A/B testing takes the guesswork out of determining whether a change to your app’s features or content is beneficial. And, because you can test changes on a subset of your users, it helps you avoid releasing an update to all your users only to find that it has an unexpected impact.

How to do it

  1. Select a suitable A/B testing platform, such as Firebase Remote Config random percentile targeting with Google Analytics for Firebase with Google Tag Manager, and integrate it with your app.
  2. Determine the feature or content variants you want to test and how you’ll measure their success.
  3. Set up the features or content to be shown in each test variant and to those users not under test, for example:

    Scenario: New implementation of existing feature

    Example: Using bottom navigation instead of tabs to increase user engagement.

    Group What users see
    Users excluded from test Existing implementation (tabs)
    Variant A Existing implementation (tabs)
    Variant B New feature implementation (bottom navigation)
    Variant C, D, etc. (optional) Additional feature implementations (e.g. a navigation drawer)

    Scenario: New feature that creates a new metric

    Example: Listing in-app purchase items by popularity rather than price to generate more revenue.

    Group What users see
    Users excluded from test No new feature (in-app purchases aren't enabled)
    Variant A New feature implementation 1 (in-app purchase items listed by popularity)
    Variant B New feature implementation 2 (in-app purchase items listed by price)
    Variant C, D, etc. (optional) Additional feature implementations (e.g. purchase items ordered alphabetically)

    Scenario: New feature measured with an existing metric

    Example: Allowing users to mark items to increase user engagement.

    Group What users see
    Users excluded from test No new feature (marking items is disabled)
    Variant A No new feature (marking items is disabled)
    Variant B New feature implementation (e.g. mark items using a heart symbol)
    Variant C, D, etc. (optional) Additional feature implementations (e.g. mark items using a star symbol)
  4. Select the size of your test population or the duration of the test , depending on the features of your A/B test platform, with the goal of achieving a test population of at least 1000 users.
  5. Run the test.
  6. Review the test results to determine whether they are statistically significant and if any of the tested variants improved the performance of your app.
  7. Roll out the "winning" change to all your users.

Best practices

  • Select a platform that enables testing at scale. As your app and business grow, you’ll want to run more A/B tests more frequently. Make sure your chosen platform can run multiple tests in parallel on the same user population, ideally using a shared population so that a user can be in multiple tests simultaneously.
  • Test as few or as many variations as you need to make the test useful. Consider testing more than two variants if there are several useful alternative features or content options you think could offer improvements.

    Consider using a multivariate approach to define the variants. For example:

Button Text (Aspect 2)
Buy Purchase
Button Color (Aspect 1) Blue Variant A Variant B
Green Variant C Variant D
  • Run the test long enough to remove periodic variations. User behavior may vary with hourly, daily, weekly, or similar cycles.
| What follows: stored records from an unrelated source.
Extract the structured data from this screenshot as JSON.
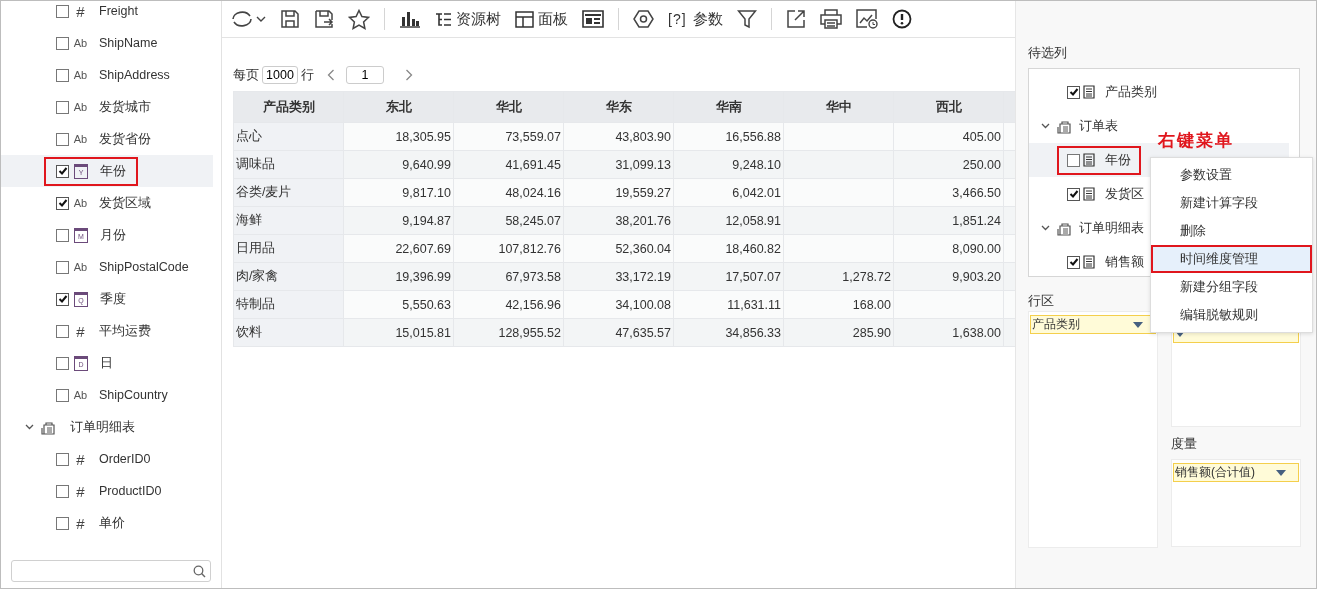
{
  "sidebar": {
    "items": [
      {
        "kind": "number",
        "icon": "#",
        "label": "Freight",
        "checked": false,
        "selected": false
      },
      {
        "kind": "text",
        "icon": "Ab",
        "label": "ShipName",
        "checked": false,
        "selected": false
      },
      {
        "kind": "text",
        "icon": "Ab",
        "label": "ShipAddress",
        "checked": false,
        "selected": false
      },
      {
        "kind": "text",
        "icon": "Ab",
        "label": "发货城市",
        "checked": false,
        "selected": false
      },
      {
        "kind": "text",
        "icon": "Ab",
        "label": "发货省份",
        "checked": false,
        "selected": false
      },
      {
        "kind": "date",
        "icon": "Y",
        "label": "年份",
        "checked": true,
        "selected": true
      },
      {
        "kind": "text",
        "icon": "Ab",
        "label": "发货区域",
        "checked": true,
        "selected": false
      },
      {
        "kind": "date",
        "icon": "M",
        "label": "月份",
        "checked": false,
        "selected": false
      },
      {
        "kind": "text",
        "icon": "Ab",
        "label": "ShipPostalCode",
        "checked": false,
        "selected": false
      },
      {
        "kind": "date",
        "icon": "Q",
        "label": "季度",
        "checked": true,
        "selected": false
      },
      {
        "kind": "number",
        "icon": "#",
        "label": "平均运费",
        "checked": false,
        "selected": false
      },
      {
        "kind": "date",
        "icon": "D",
        "label": "日",
        "checked": false,
        "selected": false
      },
      {
        "kind": "text",
        "icon": "Ab",
        "label": "ShipCountry",
        "checked": false,
        "selected": false
      },
      {
        "kind": "table",
        "label": "订单明细表",
        "expanded": true
      },
      {
        "kind": "number",
        "icon": "#",
        "label": "OrderID0",
        "checked": false,
        "selected": false
      },
      {
        "kind": "number",
        "icon": "#",
        "label": "ProductID0",
        "checked": false,
        "selected": false
      },
      {
        "kind": "number",
        "icon": "#",
        "label": "单价",
        "checked": false,
        "selected": false
      }
    ]
  },
  "toolbar": [
    {
      "kind": "refresh"
    },
    {
      "kind": "caret"
    },
    {
      "kind": "save"
    },
    {
      "kind": "save_as"
    },
    {
      "kind": "star"
    },
    {
      "kind": "separator"
    },
    {
      "kind": "chart"
    },
    {
      "kind": "tree",
      "label": "资源树"
    },
    {
      "kind": "panel",
      "label": "面板"
    },
    {
      "kind": "layout"
    },
    {
      "kind": "separator"
    },
    {
      "kind": "gear"
    },
    {
      "kind": "param",
      "icon": "[?]",
      "label": "参数"
    },
    {
      "kind": "filter"
    },
    {
      "kind": "separator"
    },
    {
      "kind": "export"
    },
    {
      "kind": "print"
    },
    {
      "kind": "schedule"
    },
    {
      "kind": "info"
    }
  ],
  "pager": {
    "per_page_label": "每页",
    "per_page": "1000",
    "rows_label": "行",
    "page": "1"
  },
  "table": {
    "columns": [
      "产品类别",
      "东北",
      "华北",
      "华东",
      "华南",
      "华中",
      "西北"
    ],
    "rows": [
      [
        "点心",
        "18,305.95",
        "73,559.07",
        "43,803.90",
        "16,556.88",
        "",
        "405.00"
      ],
      [
        "调味品",
        "9,640.99",
        "41,691.45",
        "31,099.13",
        "9,248.10",
        "",
        "250.00"
      ],
      [
        "谷类/麦片",
        "9,817.10",
        "48,024.16",
        "19,559.27",
        "6,042.01",
        "",
        "3,466.50"
      ],
      [
        "海鲜",
        "9,194.87",
        "58,245.07",
        "38,201.76",
        "12,058.91",
        "",
        "1,851.24"
      ],
      [
        "日用品",
        "22,607.69",
        "107,812.76",
        "52,360.04",
        "18,460.82",
        "",
        "8,090.00"
      ],
      [
        "肉/家禽",
        "19,396.99",
        "67,973.58",
        "33,172.19",
        "17,507.07",
        "1,278.72",
        "9,903.20"
      ],
      [
        "特制品",
        "5,550.63",
        "42,156.96",
        "34,100.08",
        "11,631.11",
        "168.00",
        ""
      ],
      [
        "饮料",
        "15,015.81",
        "128,955.52",
        "47,635.57",
        "34,856.33",
        "285.90",
        "1,638.00"
      ]
    ]
  },
  "right_panel": {
    "candidates_label": "待选列",
    "tree": [
      {
        "kind": "field",
        "label": "产品类别",
        "checked": true,
        "selected": false
      },
      {
        "kind": "table",
        "label": "订单表",
        "expanded": true
      },
      {
        "kind": "field",
        "label": "年份",
        "checked": false,
        "selected": true
      },
      {
        "kind": "field",
        "label": "发货区",
        "checked": true,
        "selected": false
      },
      {
        "kind": "table",
        "label": "订单明细表",
        "expanded": true
      },
      {
        "kind": "field",
        "label": "销售额",
        "checked": true,
        "selected": false
      }
    ],
    "annotation": "右键菜单",
    "context_menu": [
      {
        "label": "参数设置",
        "selected": false
      },
      {
        "label": "新建计算字段",
        "selected": false
      },
      {
        "label": "删除",
        "selected": false
      },
      {
        "label": "时间维度管理",
        "selected": true
      },
      {
        "label": "新建分组字段",
        "selected": false
      },
      {
        "label": "编辑脱敏规则",
        "selected": false
      }
    ],
    "row_area": {
      "label": "行区",
      "fields": [
        "产品类别"
      ]
    },
    "column_area": {
      "fields": [
        {
          "kind": "covered"
        }
      ]
    },
    "measure_area": {
      "label": "度量",
      "fields": [
        "销售额(合计值)"
      ]
    }
  }
}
Consider this cyclic behavior when setting the duration of your test. Where behavior is known to vary over longer cycles, it may be necessary to use a shorter test period and extrapolate the results.
  • Ensure known variations between user segments don’t affect your test. If you think user behavior varies between segments of your users, run the test within one segment, or make sure you use a representative sample of all users. For example, if revenue per user is known to vary by country, test with users from one country or take a sample of users from all countries.
  • Test across multiple segments. Where you have useful, known user segments—such as country or acquisition channel—consider running the test on different segments to see if the results vary between them. You may then roll out the change to only some segments or provide different changes to different segments.
  • Consider potential business benefits when setting test duration. When setting the duration of the test or the size of the test group, and hence the time it will take for the variants to be displayed to the testers, consider whether a shorter test may have business benefits, such as realizing benefits more quickly.
  • Monitor the tests for any unexpected negative outcomes, and be prepared to halt the test. Even though the test may involve only a small percentage of your users, a very poor outcome could affect your ratings and reviews or negatively impact your other users through information shared on social media.
  • If your platform permits, roll out changes incrementally. Even though your testing may indicate a statistical benefit for making a change, there may be unexpected results when all your users receive the change. Rolling the change out incrementally allows you to monitor its effect as more users receive it and halt the rollout process if the change doesn’t provide the expected benefits.
  • Exclude opted-in users from your metrics. If you allow users to opt-in to viewing or using a new feature you’re testing, remember to exclude that user from the metrics.